Ao longo de anos, sem tratar de ter uma política de defesa e segurança própria e comum, abrigando-se comodamente sob o escudo protector da NATO e dos EUA (isto enquanto atacava a "ingerência" americana quanto ao Nord Stream), a União Europeia não curou de diversificar as suas fontes de energia e de fazer uma aposta séria nas renováveis, com isso colocando em risco o seu futuro e o futuro de milhões de cidadãos, postos à mercê de um ditador sem escrúpulos e de um regime corrupto, vulneráveis à catástrofe climática iminente e já em curso.

Entre outros desastres, a UE foi incapaz de perceber que a actual Rússia de Vladimir Putin já nem sequer é um Estado, mas um jogo de espelhos, um teatro de sombras que joga com os conceitos e as distinções do passado (capitalismo vs. comunismo, Oeste vs.
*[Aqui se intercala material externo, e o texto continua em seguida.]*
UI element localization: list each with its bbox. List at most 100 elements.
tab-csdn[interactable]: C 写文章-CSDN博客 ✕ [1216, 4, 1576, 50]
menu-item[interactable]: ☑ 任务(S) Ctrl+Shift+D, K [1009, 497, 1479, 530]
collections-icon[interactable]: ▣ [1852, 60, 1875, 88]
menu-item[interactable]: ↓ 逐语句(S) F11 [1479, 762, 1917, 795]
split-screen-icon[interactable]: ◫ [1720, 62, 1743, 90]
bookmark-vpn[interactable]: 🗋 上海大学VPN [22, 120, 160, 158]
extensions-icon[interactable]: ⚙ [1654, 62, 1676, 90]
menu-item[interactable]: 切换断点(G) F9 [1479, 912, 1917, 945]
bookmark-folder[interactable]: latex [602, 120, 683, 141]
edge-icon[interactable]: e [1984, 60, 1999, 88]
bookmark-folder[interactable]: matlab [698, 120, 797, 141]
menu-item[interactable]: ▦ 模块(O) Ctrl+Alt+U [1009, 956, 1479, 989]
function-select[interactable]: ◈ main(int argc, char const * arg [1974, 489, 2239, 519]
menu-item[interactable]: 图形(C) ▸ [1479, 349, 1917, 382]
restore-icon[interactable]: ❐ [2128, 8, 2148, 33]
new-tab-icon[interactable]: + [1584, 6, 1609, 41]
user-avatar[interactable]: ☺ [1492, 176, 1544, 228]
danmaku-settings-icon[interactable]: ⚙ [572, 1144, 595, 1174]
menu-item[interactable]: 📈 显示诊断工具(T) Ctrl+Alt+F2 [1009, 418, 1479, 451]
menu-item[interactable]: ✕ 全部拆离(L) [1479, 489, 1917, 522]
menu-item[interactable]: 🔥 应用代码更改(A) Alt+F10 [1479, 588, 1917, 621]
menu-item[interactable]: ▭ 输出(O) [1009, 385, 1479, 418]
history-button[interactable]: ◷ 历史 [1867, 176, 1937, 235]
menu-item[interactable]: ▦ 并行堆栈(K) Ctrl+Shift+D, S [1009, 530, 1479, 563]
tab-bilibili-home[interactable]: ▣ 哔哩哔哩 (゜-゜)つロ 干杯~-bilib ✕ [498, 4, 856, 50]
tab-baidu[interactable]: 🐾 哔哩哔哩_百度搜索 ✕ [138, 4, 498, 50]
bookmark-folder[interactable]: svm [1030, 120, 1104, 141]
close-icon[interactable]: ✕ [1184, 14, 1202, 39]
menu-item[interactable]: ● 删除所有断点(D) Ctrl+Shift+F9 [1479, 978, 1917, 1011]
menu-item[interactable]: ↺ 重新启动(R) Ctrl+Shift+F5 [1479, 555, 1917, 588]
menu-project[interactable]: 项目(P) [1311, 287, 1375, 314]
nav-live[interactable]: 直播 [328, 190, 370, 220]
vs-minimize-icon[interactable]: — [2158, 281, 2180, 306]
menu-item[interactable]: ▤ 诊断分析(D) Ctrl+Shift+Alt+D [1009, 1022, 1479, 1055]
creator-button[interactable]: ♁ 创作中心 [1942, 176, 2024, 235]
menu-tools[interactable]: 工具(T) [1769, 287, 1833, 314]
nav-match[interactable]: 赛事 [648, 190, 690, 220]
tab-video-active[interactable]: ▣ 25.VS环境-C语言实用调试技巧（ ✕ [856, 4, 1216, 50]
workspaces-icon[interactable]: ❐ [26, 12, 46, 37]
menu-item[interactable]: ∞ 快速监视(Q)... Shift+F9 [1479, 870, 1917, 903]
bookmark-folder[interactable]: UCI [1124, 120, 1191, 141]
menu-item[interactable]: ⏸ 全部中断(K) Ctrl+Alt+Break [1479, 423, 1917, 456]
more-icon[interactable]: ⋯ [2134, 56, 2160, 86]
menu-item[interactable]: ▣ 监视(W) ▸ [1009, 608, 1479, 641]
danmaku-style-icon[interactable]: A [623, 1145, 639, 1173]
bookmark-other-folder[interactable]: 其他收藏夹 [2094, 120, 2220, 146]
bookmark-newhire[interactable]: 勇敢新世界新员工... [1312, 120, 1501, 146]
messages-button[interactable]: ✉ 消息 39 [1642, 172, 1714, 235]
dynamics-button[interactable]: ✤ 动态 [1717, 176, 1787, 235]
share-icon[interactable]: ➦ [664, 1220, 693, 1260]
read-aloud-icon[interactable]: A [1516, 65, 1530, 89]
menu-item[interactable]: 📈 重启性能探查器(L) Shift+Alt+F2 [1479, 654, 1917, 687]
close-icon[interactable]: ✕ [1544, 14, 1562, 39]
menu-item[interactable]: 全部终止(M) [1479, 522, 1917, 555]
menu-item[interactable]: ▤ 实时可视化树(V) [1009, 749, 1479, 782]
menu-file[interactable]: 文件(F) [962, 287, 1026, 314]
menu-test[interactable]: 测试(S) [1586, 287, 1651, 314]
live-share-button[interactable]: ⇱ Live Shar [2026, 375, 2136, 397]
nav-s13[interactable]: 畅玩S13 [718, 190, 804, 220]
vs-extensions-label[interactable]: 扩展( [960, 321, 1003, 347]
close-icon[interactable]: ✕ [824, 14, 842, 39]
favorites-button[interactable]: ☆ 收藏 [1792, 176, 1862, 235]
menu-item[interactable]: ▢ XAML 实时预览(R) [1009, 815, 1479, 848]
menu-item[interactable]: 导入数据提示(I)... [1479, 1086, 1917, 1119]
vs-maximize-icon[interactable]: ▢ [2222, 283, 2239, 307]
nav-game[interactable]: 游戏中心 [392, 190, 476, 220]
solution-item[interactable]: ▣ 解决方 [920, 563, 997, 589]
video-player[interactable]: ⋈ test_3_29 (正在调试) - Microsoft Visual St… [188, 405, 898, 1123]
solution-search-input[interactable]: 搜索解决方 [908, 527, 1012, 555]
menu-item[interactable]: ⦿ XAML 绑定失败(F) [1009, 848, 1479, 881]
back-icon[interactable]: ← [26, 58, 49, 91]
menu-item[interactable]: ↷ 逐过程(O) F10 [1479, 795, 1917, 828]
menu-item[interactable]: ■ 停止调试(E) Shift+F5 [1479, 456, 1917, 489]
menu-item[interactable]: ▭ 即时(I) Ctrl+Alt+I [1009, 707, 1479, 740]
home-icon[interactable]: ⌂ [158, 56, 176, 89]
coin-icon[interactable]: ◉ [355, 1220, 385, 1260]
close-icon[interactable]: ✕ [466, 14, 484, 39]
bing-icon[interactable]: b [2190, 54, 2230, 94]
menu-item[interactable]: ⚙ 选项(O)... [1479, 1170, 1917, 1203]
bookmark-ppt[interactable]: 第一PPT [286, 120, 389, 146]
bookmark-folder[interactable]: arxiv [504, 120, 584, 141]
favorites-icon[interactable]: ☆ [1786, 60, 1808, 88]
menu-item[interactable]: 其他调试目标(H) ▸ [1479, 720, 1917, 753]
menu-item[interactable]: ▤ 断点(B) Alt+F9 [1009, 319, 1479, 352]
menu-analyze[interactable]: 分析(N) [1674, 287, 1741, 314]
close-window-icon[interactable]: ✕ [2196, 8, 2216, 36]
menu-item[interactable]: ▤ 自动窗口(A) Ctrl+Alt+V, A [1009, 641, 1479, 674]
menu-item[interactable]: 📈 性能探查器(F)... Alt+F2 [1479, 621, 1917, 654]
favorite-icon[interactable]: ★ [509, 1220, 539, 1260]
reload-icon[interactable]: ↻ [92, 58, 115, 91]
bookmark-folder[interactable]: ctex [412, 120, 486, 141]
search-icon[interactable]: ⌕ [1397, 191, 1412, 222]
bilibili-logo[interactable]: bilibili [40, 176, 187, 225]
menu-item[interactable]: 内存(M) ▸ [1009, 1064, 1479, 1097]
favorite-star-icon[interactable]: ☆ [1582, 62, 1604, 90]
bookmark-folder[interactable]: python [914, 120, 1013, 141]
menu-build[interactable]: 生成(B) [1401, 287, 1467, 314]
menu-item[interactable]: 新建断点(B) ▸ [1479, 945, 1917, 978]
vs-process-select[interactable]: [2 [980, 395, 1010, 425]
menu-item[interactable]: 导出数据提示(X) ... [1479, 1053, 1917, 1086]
Leste) para instaurar um regime em tudo se mistura e confunde e em que se conjugam, por um lado, os extremos mais extremos do capitalismo selvagem, sob a forma de uma cleptocracia de oligarcas, e, por outro, do autoritarismo de Estado encarnado num tirano sem escrúpulos. Apesar da falta de liberdade, da morte dos opositores, dos atropelos aos direitos humanos, das bárbaras perseguições, foi com ele que a chanceler alemã se sentou, negociou, afinou os termos de uma parceria energética desastrosa e criminosa sob todos os pontos de vista, económico e político, geoestratégico, ambiental. A Leste, o agressor é Putin, mas, do nosso lado, a catástrofe da Ucrânia tem um nome e um rosto, Angela Merkel.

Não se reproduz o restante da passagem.